1 Justin April 12, 2007 at 10:16 pm

Heck no, not after hurricane Katrina. What do the sons propose was the proper course of action? To load the old woman onto a bus and start driving out of NO? The bus would have run out of gas fighting traffic, and no gas=no electricity for life support.

Maybe they could have helicoptered Critical Patients out, but that would have been a limited resource: who decides who leaves and who stays?

With a disaster like Katrina, what more can be hoped for than to sit tight and pray. Healthy people were unable to get out of the city. What chance did these patients have?

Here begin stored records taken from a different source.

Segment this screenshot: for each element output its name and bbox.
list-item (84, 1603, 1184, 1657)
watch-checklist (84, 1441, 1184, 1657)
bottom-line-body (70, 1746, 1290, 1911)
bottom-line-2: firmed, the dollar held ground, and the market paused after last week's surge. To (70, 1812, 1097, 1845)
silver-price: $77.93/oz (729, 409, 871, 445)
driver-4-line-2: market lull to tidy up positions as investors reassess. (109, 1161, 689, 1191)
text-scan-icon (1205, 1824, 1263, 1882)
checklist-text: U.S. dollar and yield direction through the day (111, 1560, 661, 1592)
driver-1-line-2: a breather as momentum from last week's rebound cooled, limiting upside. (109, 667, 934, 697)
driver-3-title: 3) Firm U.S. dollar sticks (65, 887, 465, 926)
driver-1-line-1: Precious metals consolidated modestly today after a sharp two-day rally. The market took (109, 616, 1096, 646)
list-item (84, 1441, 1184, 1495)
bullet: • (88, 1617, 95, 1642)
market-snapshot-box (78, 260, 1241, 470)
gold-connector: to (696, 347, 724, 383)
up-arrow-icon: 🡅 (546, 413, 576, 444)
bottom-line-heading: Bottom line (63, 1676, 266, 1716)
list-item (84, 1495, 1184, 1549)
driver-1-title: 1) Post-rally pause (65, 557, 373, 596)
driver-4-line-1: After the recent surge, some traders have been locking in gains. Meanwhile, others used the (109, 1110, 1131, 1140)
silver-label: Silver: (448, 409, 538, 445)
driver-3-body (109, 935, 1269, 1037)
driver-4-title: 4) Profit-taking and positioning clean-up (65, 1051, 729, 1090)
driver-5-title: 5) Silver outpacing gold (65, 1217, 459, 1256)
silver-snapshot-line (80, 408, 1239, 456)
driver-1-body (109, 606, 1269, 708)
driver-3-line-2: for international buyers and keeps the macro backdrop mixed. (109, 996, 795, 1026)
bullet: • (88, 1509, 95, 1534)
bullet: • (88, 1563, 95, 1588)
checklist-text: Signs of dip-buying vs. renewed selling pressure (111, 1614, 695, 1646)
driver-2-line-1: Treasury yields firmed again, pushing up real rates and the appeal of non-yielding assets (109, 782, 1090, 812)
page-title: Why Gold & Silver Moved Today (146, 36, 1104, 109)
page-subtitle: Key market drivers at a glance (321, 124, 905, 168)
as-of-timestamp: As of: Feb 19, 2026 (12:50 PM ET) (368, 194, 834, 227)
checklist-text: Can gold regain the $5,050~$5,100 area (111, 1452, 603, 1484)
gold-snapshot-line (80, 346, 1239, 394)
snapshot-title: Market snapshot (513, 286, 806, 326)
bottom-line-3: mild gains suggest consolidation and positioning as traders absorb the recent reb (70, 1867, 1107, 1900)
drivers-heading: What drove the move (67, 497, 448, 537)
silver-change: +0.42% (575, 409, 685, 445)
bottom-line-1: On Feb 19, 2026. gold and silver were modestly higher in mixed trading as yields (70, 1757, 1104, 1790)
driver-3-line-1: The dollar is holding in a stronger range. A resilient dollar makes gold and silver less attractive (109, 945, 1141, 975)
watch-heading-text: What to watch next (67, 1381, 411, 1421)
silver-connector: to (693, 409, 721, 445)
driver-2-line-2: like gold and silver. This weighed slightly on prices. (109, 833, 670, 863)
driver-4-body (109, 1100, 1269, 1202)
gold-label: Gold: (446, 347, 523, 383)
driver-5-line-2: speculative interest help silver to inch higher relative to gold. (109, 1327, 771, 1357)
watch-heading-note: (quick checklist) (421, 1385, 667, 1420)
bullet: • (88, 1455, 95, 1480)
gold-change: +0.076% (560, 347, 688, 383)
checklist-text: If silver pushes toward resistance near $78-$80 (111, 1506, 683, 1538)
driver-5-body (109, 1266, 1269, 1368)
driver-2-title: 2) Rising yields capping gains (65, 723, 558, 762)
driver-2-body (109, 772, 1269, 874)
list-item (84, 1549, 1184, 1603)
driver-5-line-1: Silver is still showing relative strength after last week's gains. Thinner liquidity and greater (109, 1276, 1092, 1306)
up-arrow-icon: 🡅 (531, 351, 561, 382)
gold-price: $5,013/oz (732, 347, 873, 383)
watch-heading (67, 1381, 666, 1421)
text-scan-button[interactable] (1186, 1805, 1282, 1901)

2 Anonymous April 13, 2007 at 7:01 am

If hospital succeeds in making this a med mal case, but then loses, then med mal rates go up. If they fail, then it opens medical facilites up to more torts that fall out of their med mal insurance and out of the cap. For doctors and hospitals in Louisiana it is “Heads you win and tails I lose.”

3 Dr Scott April 13, 2007 at 8:44 am

I assume the plaintiffs are also suing the Army Corps of Engineers, the state of Louisiana, the city of New Orleans, and the Federal Emergency Management Agency for their role in the “malpractice” as well.

(Responsibility? Check. Injury? Check. Failure to meet appropriate standards, causing said injury? Check. Sounds like potential malpractice to me.)

Oh, wait, that’s right. They can’t sue the government. So they’ll just go after the hospital instead. After all, someone must pay.

4 Anonymous April 13, 2007 at 2:13 pm

So what was her evacuation plan? Head to a local hospital?
No responsible person should have been in the city the day before the hurricane hit. Those with substantial medical needs (e.g. home ventilator) should have left days earlier to secure the uninterrupted care required by chronic health conditions.
But then there’s no money in personal responsibility; though in this case the reward for personal initiative might have been life.